When a practice is sold, many (but not all) patients remain and continue their care with the purchasing chiropractor. This potential for continuity is convenient for patients, and it also enhances the practice’s value.
It is ideal when patient health records are immediately accessible to the new chiropractor. This can happen if the purchasing chiropractor becomes the custodian of the selling chiropractor’s records through execution of a BAA.
In this case, in addition to compliance with HIPAA privacy and security regulations, the BAA should specify that the custodian will provide the selling chiropractor with access to the physical health records upon reasonable notice (such as 2 business days), and that the custodian will not release or dispose of any original health records without the seller’s written authorization.
As needed, patients who continue their relationship with the practice will be asked to provide written authorization to release their records from the seller to the purchaser. Once the release is authorized, the purchaser (who is in physical possession of the records) can use the records as he/she would with any other active patient. Health records of patients who leave the practice would ultimately be placed in storage or archived, which is permissible under HIPAA.5
HIPAA has been valuable in providing uniformity in administration and enhanced protection of patients’ PHI — an important consideration in this age of identity theft. With proper planning, chiropractors wishing to sell or close their healthcare practices can provide continuity in ongoing patient care and, when necessary, the transfer of patient information, while fully complying with HIPAA requirements.
For example, many state privacy laws end their jurisdiction at the time of a patient’s death; however, HIPAA does not. Following the death of a patient, the only person who can authorize the release of the patient’s PHI is usually the executor or personal representative of the deceased’s estate. If an estate does not exist, a court order might be required to authorize the release of the information.
Practitioners should know exactly what the retention requirements are in the state(s) in which they practice. State medical societies are good resources for this information.

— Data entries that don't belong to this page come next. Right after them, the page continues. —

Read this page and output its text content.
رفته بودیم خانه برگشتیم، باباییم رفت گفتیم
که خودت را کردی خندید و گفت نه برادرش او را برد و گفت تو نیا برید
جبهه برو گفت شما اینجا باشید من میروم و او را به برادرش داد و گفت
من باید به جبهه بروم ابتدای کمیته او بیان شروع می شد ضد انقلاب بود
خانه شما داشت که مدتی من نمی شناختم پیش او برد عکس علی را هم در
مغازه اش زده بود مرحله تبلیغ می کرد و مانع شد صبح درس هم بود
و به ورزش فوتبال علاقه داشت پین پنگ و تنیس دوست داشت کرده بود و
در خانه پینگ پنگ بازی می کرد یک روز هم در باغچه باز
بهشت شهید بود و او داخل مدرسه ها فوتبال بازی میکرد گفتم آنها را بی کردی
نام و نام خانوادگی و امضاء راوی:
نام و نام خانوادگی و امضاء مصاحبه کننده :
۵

Under HIPAA, a practitioner’s responsibility to provide patients with copies of their records does not terminate with the practitioner’s retirement. As long as the practitioner still possesses the records, he/ she must provide copies if patients request them.
HIPAA allows a reasonable fee to be charged for labor and copying. Many states also have laws related to health record copying fees; if these laws are not consistent with HIPAA, then providers must abide by the federal HIPAA regulations.
In the case of EHRs, the selling practitioner would transfer all records electronically to the purchaser (in an encrypted format and after executing a BAA). The purchasing practitioner would then, with the patient’s written authorization, transfer individual records to active files when needed. The health records of patients who do not remain with the practice would be stored as inactive/archived records. The selling practitioner could also easily retain a copy of all patient health records for his/her future use.